His demons never deterred me a single time, even when he wanted them to do so, for we had somehow, amazingly, created a lasting synergy with one another, on the sun-dappled soccer fields and the chalky community theater stages and the grimy pool halls and the rolling hills of our central coast back country, a kinship beyond cliques and politics and social standings. That guy’s higher being was chock-full of light and love. I was fortunate enough to know that aspect of him. Despite all evidence to the contrary, I thought the crabgrass son of a bitch was gonna live forever.
I missed you before you died, man. Now, I’m gonna miss you even more, until I too take that passage unto the great light of beyond.

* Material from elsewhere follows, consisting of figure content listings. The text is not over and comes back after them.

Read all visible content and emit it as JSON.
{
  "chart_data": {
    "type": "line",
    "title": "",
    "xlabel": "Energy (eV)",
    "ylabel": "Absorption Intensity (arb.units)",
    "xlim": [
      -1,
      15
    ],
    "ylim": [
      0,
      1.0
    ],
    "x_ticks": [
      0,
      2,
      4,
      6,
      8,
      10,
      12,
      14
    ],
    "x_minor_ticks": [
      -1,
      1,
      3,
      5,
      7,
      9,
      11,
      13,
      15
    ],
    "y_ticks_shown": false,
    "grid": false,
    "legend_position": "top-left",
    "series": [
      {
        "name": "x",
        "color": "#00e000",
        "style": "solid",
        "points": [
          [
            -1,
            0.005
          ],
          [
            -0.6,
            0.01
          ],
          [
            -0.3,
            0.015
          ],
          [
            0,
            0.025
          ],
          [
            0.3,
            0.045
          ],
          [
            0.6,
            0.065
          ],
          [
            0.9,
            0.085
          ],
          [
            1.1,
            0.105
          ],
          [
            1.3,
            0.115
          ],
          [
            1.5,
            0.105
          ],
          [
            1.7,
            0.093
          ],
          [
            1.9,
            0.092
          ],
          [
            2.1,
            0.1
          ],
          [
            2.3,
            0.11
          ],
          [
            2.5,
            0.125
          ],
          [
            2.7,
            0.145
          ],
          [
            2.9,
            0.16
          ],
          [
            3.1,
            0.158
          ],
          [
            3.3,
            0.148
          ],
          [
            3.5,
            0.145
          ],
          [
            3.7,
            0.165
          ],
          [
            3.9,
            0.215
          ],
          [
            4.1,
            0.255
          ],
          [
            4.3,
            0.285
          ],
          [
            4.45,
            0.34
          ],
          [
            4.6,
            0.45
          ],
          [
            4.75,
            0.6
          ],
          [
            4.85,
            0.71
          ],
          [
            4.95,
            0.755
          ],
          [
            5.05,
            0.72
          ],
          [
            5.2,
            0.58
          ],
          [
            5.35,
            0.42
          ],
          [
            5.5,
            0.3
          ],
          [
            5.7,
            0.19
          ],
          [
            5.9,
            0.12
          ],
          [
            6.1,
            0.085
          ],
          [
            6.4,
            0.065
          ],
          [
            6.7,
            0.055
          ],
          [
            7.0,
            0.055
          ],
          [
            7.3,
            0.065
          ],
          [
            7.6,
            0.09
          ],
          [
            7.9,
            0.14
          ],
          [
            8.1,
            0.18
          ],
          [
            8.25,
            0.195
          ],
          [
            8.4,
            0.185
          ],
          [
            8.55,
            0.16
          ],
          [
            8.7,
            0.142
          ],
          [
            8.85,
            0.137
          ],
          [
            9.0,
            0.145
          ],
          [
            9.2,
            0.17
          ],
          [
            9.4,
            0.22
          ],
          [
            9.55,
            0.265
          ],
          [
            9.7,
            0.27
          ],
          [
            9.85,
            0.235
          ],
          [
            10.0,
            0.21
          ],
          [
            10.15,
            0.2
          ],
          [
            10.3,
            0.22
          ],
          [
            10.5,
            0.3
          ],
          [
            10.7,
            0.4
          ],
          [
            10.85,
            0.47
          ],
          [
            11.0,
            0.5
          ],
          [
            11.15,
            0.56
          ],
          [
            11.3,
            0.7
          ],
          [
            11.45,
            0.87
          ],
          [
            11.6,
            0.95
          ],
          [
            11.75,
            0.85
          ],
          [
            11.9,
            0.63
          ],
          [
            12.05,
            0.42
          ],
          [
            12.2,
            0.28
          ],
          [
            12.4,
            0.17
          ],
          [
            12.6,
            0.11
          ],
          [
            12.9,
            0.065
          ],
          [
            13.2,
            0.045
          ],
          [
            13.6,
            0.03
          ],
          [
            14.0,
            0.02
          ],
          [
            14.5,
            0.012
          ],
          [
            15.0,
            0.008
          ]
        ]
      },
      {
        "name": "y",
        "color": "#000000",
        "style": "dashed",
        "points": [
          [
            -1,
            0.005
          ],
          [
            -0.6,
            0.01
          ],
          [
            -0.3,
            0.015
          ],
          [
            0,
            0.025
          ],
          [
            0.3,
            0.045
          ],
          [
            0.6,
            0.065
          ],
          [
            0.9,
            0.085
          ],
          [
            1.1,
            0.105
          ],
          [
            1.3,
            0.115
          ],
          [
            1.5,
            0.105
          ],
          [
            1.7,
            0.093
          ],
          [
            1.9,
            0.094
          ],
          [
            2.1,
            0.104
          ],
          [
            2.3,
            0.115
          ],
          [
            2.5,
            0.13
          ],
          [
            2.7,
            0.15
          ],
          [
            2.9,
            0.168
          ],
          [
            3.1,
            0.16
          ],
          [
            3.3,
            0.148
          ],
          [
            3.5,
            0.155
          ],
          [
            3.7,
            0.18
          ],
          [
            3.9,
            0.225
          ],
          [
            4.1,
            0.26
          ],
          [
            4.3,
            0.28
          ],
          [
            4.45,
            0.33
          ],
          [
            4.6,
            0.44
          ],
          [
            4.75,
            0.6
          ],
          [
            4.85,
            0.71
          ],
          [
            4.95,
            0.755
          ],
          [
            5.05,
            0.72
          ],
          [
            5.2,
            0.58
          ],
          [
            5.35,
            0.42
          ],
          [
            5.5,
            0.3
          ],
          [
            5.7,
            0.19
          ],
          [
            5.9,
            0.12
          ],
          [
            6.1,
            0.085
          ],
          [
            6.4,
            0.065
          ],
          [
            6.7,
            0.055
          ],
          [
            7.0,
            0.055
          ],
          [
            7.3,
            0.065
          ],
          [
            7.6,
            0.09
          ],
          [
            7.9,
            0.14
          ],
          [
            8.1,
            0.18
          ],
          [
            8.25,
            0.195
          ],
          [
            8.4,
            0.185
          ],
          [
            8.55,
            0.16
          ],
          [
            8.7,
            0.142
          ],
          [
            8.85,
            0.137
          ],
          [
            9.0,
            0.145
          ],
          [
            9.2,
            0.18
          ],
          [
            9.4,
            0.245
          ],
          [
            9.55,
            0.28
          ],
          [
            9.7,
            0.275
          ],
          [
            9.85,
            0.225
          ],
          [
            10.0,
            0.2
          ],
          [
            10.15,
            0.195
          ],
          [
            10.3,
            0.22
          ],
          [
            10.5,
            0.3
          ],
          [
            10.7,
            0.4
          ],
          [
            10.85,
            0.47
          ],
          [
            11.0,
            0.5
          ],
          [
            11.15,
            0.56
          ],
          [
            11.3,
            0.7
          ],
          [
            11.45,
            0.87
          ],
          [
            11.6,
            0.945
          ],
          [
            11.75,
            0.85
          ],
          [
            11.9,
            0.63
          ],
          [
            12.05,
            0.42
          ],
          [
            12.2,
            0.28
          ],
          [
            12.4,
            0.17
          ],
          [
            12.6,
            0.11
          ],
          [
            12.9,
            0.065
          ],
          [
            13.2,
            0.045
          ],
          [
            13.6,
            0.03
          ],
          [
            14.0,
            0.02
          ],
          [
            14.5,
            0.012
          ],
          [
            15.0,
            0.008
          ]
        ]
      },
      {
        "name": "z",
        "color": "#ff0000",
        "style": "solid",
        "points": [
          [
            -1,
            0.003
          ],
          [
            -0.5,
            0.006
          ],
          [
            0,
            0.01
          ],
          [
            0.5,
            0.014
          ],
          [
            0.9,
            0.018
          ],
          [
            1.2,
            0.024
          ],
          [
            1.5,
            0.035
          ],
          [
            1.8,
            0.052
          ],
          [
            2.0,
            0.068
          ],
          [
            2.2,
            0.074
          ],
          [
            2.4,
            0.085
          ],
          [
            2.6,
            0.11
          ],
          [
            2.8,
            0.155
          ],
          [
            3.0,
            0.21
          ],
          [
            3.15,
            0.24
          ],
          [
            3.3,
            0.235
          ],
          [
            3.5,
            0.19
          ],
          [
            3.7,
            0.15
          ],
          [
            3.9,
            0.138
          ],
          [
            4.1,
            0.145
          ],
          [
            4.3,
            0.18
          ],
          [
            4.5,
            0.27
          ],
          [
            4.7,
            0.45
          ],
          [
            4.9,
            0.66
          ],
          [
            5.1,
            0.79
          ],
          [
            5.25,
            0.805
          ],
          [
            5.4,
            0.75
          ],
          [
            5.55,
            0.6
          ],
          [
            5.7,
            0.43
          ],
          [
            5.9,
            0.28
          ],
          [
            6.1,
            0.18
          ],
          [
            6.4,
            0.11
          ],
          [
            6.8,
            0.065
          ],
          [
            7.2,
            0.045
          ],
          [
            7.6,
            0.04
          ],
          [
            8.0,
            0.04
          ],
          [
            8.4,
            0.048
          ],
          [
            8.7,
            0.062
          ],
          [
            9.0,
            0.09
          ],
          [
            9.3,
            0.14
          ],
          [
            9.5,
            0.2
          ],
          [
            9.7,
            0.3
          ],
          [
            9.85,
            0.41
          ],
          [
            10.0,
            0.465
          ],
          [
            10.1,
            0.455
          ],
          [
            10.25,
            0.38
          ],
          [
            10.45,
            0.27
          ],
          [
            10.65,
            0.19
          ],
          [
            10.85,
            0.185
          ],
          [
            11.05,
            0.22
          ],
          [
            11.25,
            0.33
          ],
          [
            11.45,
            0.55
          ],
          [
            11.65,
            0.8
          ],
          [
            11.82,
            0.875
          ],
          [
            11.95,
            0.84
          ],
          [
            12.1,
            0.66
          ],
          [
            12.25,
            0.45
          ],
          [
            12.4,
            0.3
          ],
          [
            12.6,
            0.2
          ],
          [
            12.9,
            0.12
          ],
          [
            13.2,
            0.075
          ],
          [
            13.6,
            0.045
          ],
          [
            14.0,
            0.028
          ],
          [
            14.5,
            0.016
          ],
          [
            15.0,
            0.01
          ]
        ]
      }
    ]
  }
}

And I figure the first thing I’ll say, if at some point I happen to stumble upon wherever you’ve landed in those higher spheres, will be…
Rack ‘em up.
That’s all I got.




What a beautiful, honest ode to your best friend. I want to say something important about it, and the words ‘I’m sorry for your loss’ feel so cliche, but they’re said so often because they’re so true.
Thank you for the glimpse into your friendship and your coming of age.
Powerful memories of my own flood back after reading this profound memorial. My best friend was my identical twin brother. Both of us still kicking at 71 yrs. of age, across town from one another, knowing what the other is thinking without any need to go back. Licking our own wounds from past and present addictions to various experiments and stimuli. Very moving post, Mr. Bard. Thank you so much.